Mobbing, Türkçe’de “psikolojik taciz” olarak adlandırılan ve genel anlamda işyerlerinde uygulanan bezdirme eylemleri ve süreklilik taşıyan taciz edici eylemler bütünüdür. TDK’ya göre mobbing “bezdirme”olarak tanımlanmaktadır. Buna göre iş yerlerinde, okullarda vb. topluluklar içinde belirli bir kişiyi hedef alıp, çalışmalarını sistemli bir biçimde engelleyip huzursuz olmasına yol açarak yıldırma, dışlama, gözden düşürme.

          19 Mart 2011 tarihli ve 27879 sayılı Resmî Gazete’de yayımlanan “İşyerlerinde Psikolojik Tacizin (Mobbing) Önlenmesi” konulu Başbakanlık Genelgesinde; psikolojik taciz eylemleri olarak “kasıtlı ve sistematik olarak belirli bir süre çalışanın aşağılanması, küçümsenmesi, dışlanması, kişiliğinin ve saygınlığının zedelenmesi, kötü muameleye tabi tutulması, yıldırılması ve benzeri şekillerde ortaya çıkan fiiller” olarak genel anlamda sıralanmıştır.

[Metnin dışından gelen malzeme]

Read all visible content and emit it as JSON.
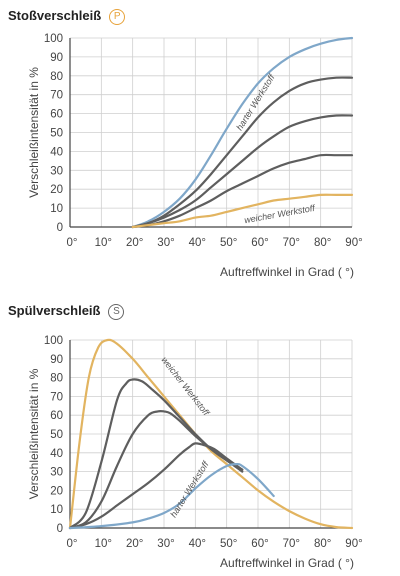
{
  "chart_data": [
    {
      "type": "line",
      "title": "Stoßverschleiß",
      "badge": "P",
      "xlabel": "Auftreffwinkel in Grad ( °)",
      "ylabel": "Verschleißintensität in %",
      "xlim": [
        0,
        90
      ],
      "ylim": [
        0,
        100
      ],
      "xticks": [
        "0°",
        "10°",
        "20°",
        "30°",
        "40°",
        "50°",
        "60°",
        "70°",
        "80°",
        "90°"
      ],
      "yticks": [
        "0",
        "10",
        "20",
        "30",
        "40",
        "50",
        "60",
        "70",
        "80",
        "90",
        "100"
      ],
      "grid": true,
      "annotations": [
        "harter Werkstoff",
        "weicher Werkstoff"
      ],
      "series": [
        {
          "color": "#7fa7c9",
          "x": [
            20,
            25,
            30,
            35,
            40,
            45,
            50,
            55,
            60,
            65,
            70,
            75,
            80,
            85,
            90
          ],
          "y": [
            0,
            3,
            8,
            15,
            25,
            38,
            52,
            65,
            76,
            84,
            90,
            94,
            97,
            99,
            100
          ]
        },
        {
          "color": "#5e5e5e",
          "x": [
            20,
            25,
            30,
            35,
            40,
            45,
            50,
            55,
            60,
            65,
            70,
            75,
            80,
            85,
            90
          ],
          "y": [
            0,
            2,
            6,
            12,
            19,
            28,
            38,
            48,
            58,
            66,
            72,
            76,
            78,
            79,
            79
          ]
        },
        {
          "color": "#5e5e5e",
          "x": [
            20,
            25,
            30,
            35,
            40,
            45,
            50,
            55,
            60,
            65,
            70,
            75,
            80,
            85,
            90
          ],
          "y": [
            0,
            2,
            5,
            9,
            14,
            21,
            28,
            35,
            42,
            48,
            53,
            56,
            58,
            59,
            59
          ]
        },
        {
          "color": "#5e5e5e",
          "x": [
            20,
            25,
            30,
            35,
            40,
            45,
            50,
            55,
            60,
            65,
            70,
            75,
            80,
            85,
            90
          ],
          "y": [
            0,
            1,
            3,
            6,
            10,
            14,
            19,
            23,
            27,
            31,
            34,
            36,
            38,
            38,
            38
          ]
        },
        {
          "color": "#e2b460",
          "x": [
            20,
            25,
            30,
            35,
            40,
            45,
            50,
            55,
            60,
            65,
            70,
            75,
            80,
            85,
            90
          ],
          "y": [
            0,
            1,
            2,
            3,
            5,
            6,
            8,
            10,
            12,
            14,
            15,
            16,
            17,
            17,
            17
          ]
        }
      ]
    },
    {
      "type": "line",
      "title": "Spülverschleiß",
      "badge": "S",
      "xlabel": "Auftreffwinkel in Grad ( °)",
      "ylabel": "Verschleißintensität in %",
      "xlim": [
        0,
        90
      ],
      "ylim": [
        0,
        100
      ],
      "xticks": [
        "0°",
        "10°",
        "20°",
        "30°",
        "40°",
        "50°",
        "60°",
        "70°",
        "80°",
        "90°"
      ],
      "yticks": [
        "0",
        "10",
        "20",
        "30",
        "40",
        "50",
        "60",
        "70",
        "80",
        "90",
        "100"
      ],
      "grid": true,
      "annotations": [
        "weicher Werkstoff",
        "harter Werkstoff"
      ],
      "series": [
        {
          "color": "#e2b460",
          "x": [
            0,
            3,
            6,
            9,
            12,
            15,
            20,
            25,
            30,
            35,
            40,
            45,
            50,
            55,
            60,
            65,
            70,
            75,
            80,
            85,
            90
          ],
          "y": [
            0,
            45,
            80,
            96,
            100,
            98,
            90,
            80,
            70,
            60,
            50,
            41,
            34,
            27,
            20,
            14,
            9,
            5,
            2,
            0.5,
            0
          ]
        },
        {
          "color": "#5e5e5e",
          "x": [
            0,
            5,
            10,
            15,
            18,
            20,
            23,
            26,
            30,
            35,
            40,
            45,
            50,
            55
          ],
          "y": [
            0,
            8,
            35,
            68,
            77,
            79,
            78,
            74,
            68,
            59,
            50,
            42,
            36,
            30
          ]
        },
        {
          "color": "#5e5e5e",
          "x": [
            0,
            5,
            10,
            15,
            20,
            25,
            28,
            30,
            32,
            35,
            40,
            45,
            50,
            55
          ],
          "y": [
            0,
            3,
            14,
            33,
            50,
            60,
            62,
            62,
            61,
            57,
            49,
            42,
            36,
            31
          ]
        },
        {
          "color": "#5e5e5e",
          "x": [
            0,
            5,
            10,
            15,
            20,
            25,
            30,
            35,
            38,
            40,
            43,
            46,
            50,
            55
          ],
          "y": [
            0,
            2,
            6,
            12,
            18,
            24,
            31,
            39,
            43,
            45,
            44,
            42,
            37,
            31
          ]
        },
        {
          "color": "#7fa7c9",
          "x": [
            0,
            10,
            20,
            25,
            30,
            35,
            40,
            45,
            50,
            53,
            55,
            60,
            65
          ],
          "y": [
            0,
            1,
            3,
            5,
            8,
            13,
            21,
            28,
            33,
            34,
            33,
            26,
            17
          ]
        }
      ]
    }
  ]
}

          Mobbing, kişi üzerinde psikolojik ve rahatsız edici etkiler oluşturarak iş yaşamında hedef alınan kişiyi yıldırmayı amaçlamakta ve oluşturulan olumsuz ortam ile hedeflenen kişi üzerinde sistematik baskı kurularak iş yaşamında kişinin özel yaşamı ve kişiliği ve buna bağlı olarak da iş ve işlemlerine yönelik saldırılar yapılmaktadır. Mobbing, çağımızda yeni bir saldırı türüdür. Hiyerarşik yapının tersine alttan üste doğru işlenen mobbing ise TERSİNE ZORBALIK olarak kabul edilmektedir.

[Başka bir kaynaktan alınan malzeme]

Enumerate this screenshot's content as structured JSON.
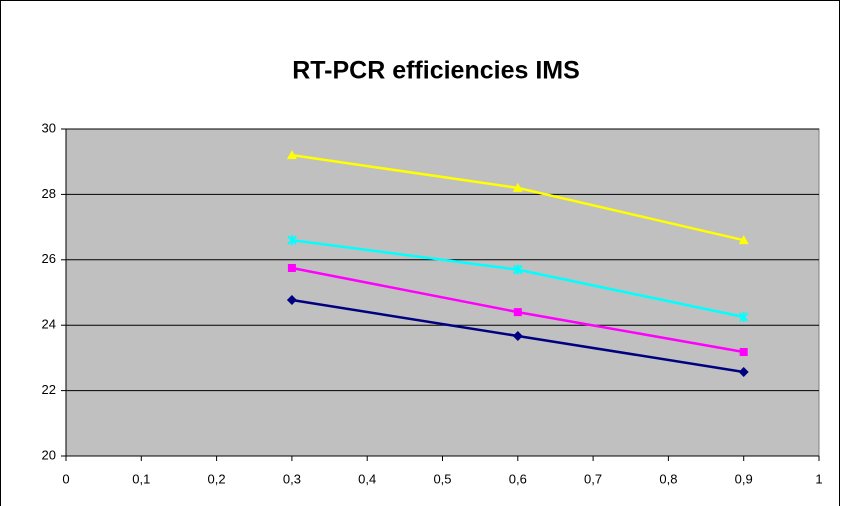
{
  "chart_data": {
    "type": "line",
    "title": "RT-PCR efficiencies  IMS",
    "x": [
      0.3,
      0.6,
      0.9
    ],
    "series": [
      {
        "color": "#ffff00",
        "marker": "triangle",
        "values": [
          29.2,
          28.2,
          26.6
        ]
      },
      {
        "color": "#00ffff",
        "marker": "star",
        "values": [
          26.6,
          25.7,
          24.25
        ]
      },
      {
        "color": "#ff00ff",
        "marker": "square",
        "values": [
          25.75,
          24.4,
          23.18
        ]
      },
      {
        "color": "#000080",
        "marker": "diamond",
        "values": [
          24.77,
          23.67,
          22.57
        ]
      }
    ],
    "xlim": [
      0,
      1
    ],
    "xticks": [
      0,
      {
        "value": 0.1,
        "label": "0,1"
      },
      {
        "value": 0.2,
        "label": "0,2"
      },
      {
        "value": 0.3,
        "label": "0,3"
      },
      {
        "value": 0.4,
        "label": "0,4"
      },
      {
        "value": 0.5,
        "label": "0,5"
      },
      {
        "value": 0.6,
        "label": "0,6"
      },
      {
        "value": 0.7,
        "label": "0,7"
      },
      {
        "value": 0.8,
        "label": "0,8"
      },
      {
        "value": 0.9,
        "label": "0,9"
      },
      1
    ],
    "ylim": [
      20,
      30
    ],
    "yticks": [
      20,
      22,
      24,
      26,
      28,
      30
    ],
    "grid": true
  }
}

          Hukukumuzda MOBBING adıyla yapılmış özel bir düzenleme bulunmamaktadır. 7068 sayılı Genel Kolluk Disiplin Hükümleri̇ Hakkında Kanun Hükmünde Kararname’nin Kabul Edilmesine Dair Kanun’un 8/3 maddesinde kısa süreli durdurma gerektiren disiplin suçları arasında “Bu Kanunda ayrıca disiplinsizlik olarak tanımlanmamış olmak kaydıyla astları veya mesai arkadaşlarına yönelik olarak sürekli ve sistemli her türlü baskı ve taciz uygulamak.” eylemine yer verilmiştir.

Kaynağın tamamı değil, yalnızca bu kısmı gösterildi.